Stepping inside the United Nations

During the commission on social development, I had the opportunity to step foot inside the United Nations for the first time. It has been a life-long dream to sit among working intellectuals in a forum wherein prevalent global issues get debated upon and resolutions are the expected outcome. I was anxious to not only know how the entire process works, but also curious and enthusiastic about meeting the many individuals from all the different corners of the world. Being an Indian, I also felt the urgent need to reaffirm how the concerns of the developing world are being addressed and whether or not feasible solutions are being developed. As the commission ended, I felt a whirlwind of emotions and would like to share them with you.

The World Youth Alliance has given me this excellent opportunity to truly understand human dignity and realize the same in my everyday, actions and feelings. I walked into the United Nations, slightly intimidated by the atmosphere , but also knew my purpose and understood the importance of addressing human dignity in all conversations in order for other leaders to realize its relevance if they had not already done so.

I met many individuals who welcomed our ideas, praised our work and paid close attention to our mission. However I also met several others who spoke only from the perspective of developed countries and failed to realize the reality of those who live in terribly impoverished conditions in the developing world. Many conversations with those whom I expected to be highly thoughtful did not have a realistic understanding of human expectations. On a more positive note however, interacting with members of different NGOs and U.N Youth delegates, it did appear that there are more than a handful of people trying to change the world to make it a better place.

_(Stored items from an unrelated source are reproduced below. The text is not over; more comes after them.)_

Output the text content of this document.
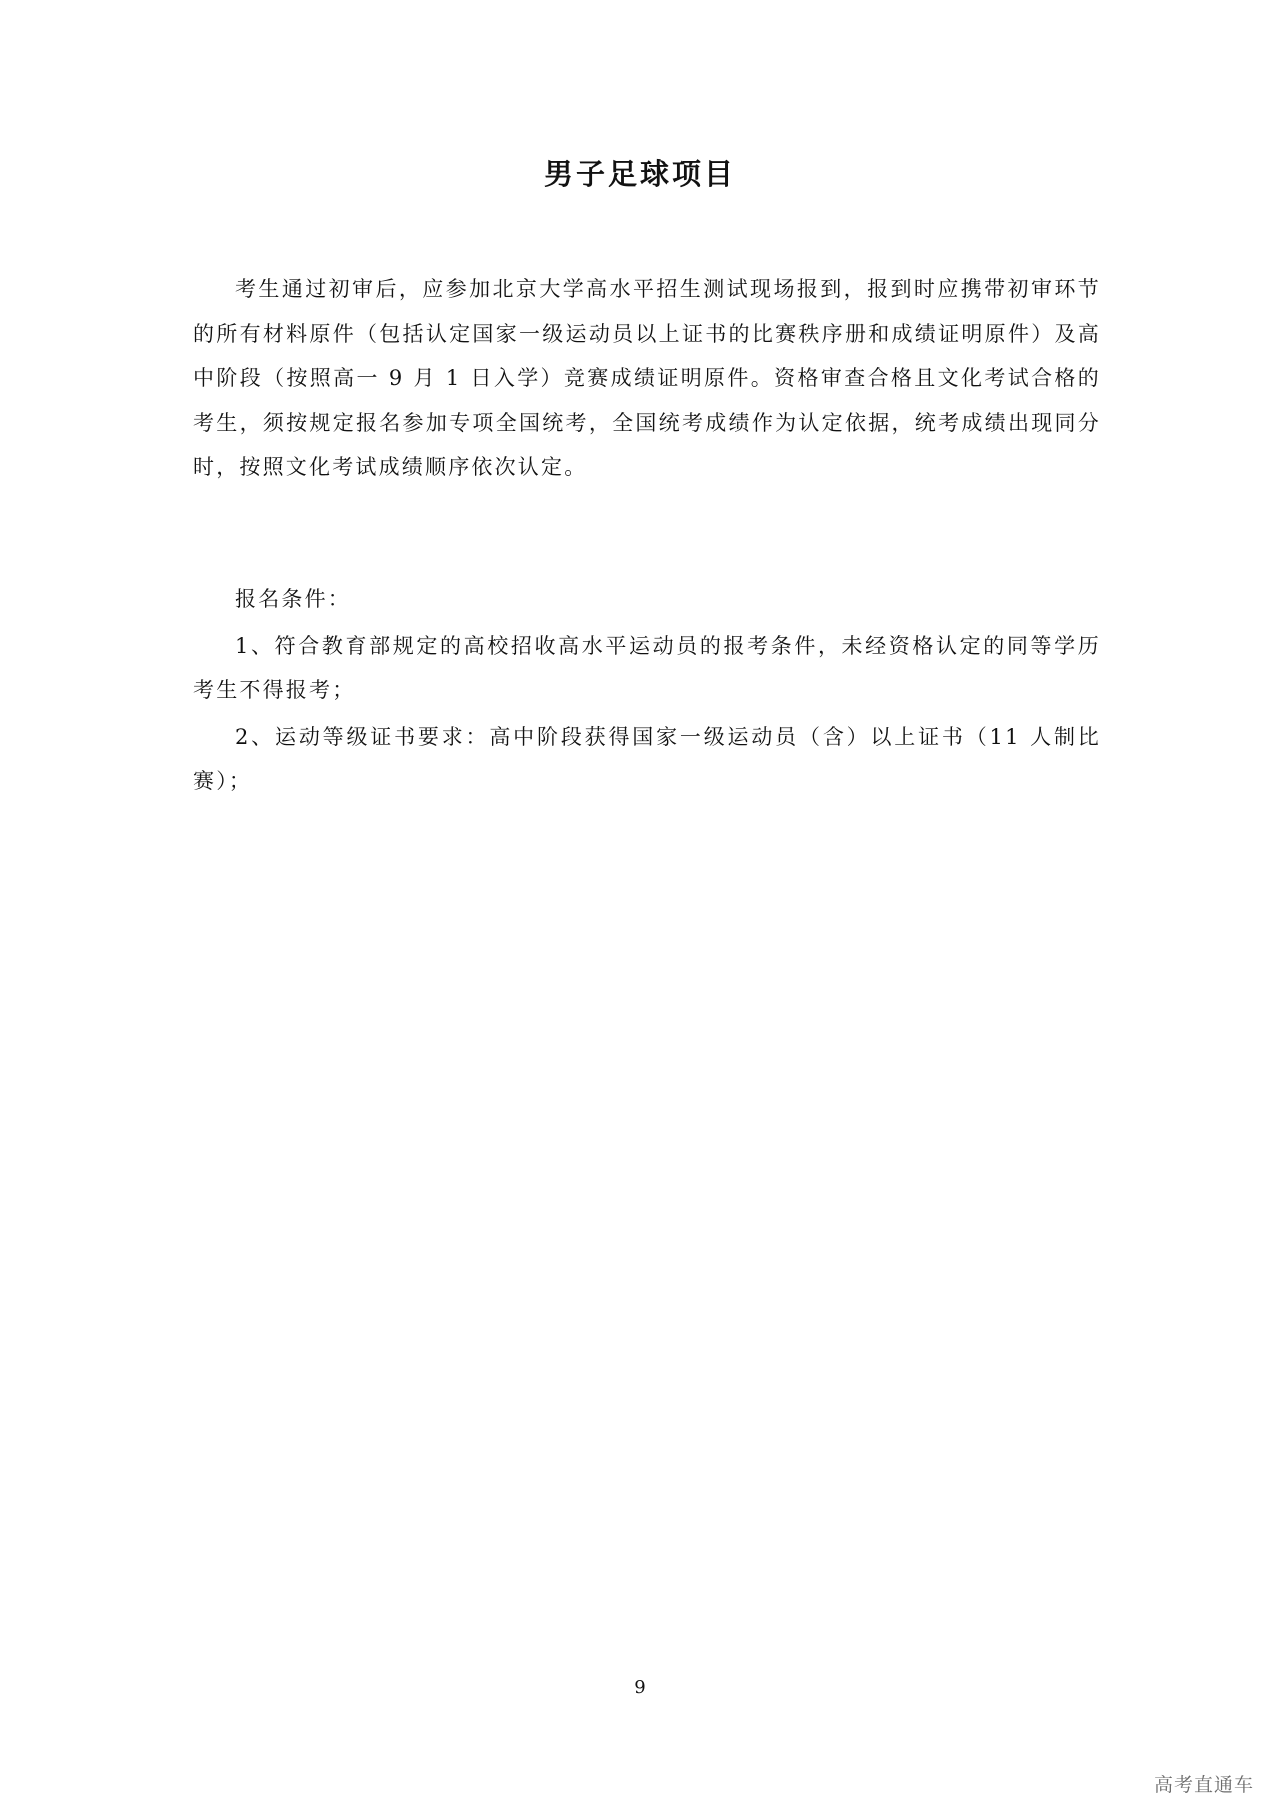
男子足球项目

考生通过初审后，应参加北京大学高水平招生测试现场报到，报到时应携带初审环节的所有材料原件（包括认定国家一级运动员以上证书的比赛秩序册和成绩证明原件）及高中阶段（按照高一 9 月 1 日入学）竞赛成绩证明原件。资格审查合格且文化考试合格的考生，须按规定报名参加专项全国统考，全国统考成绩作为认定依据，统考成绩出现同分时，按照文化考试成绩顺序依次认定。

报名条件：

1、符合教育部规定的高校招收高水平运动员的报考条件，未经资格认定的同等学历考生不得报考；

2、运动等级证书要求：高中阶段获得国家一级运动员（含）以上证书（11 人制比赛）；

9
高考直通车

After several speeches, numerous interactions, I have come to this initial (I say initial as this is just the beginning of my internship) conclusion that this international forum has great potential. It is a phenomenal place for leaders from different parts of the world to come together to discuss the immediate needs of the world and consistently keep in mind and apply the Universal Declaration of Human Rights to all decision making processes. I do believe however, that there needs to be more transparency. Representatives of NGOs and young representatives of countries must have access to the “closed meetings”. The process of negotiations and statements need to be far more efficient. In addition, the panels need to include young people in order to truly realize our needs. Lastly, follow-ups to resolutions are perhaps the key to assess progress.

This was my first Commission and certainly am feeling more confident going into the next one (Commission on the Status of Women).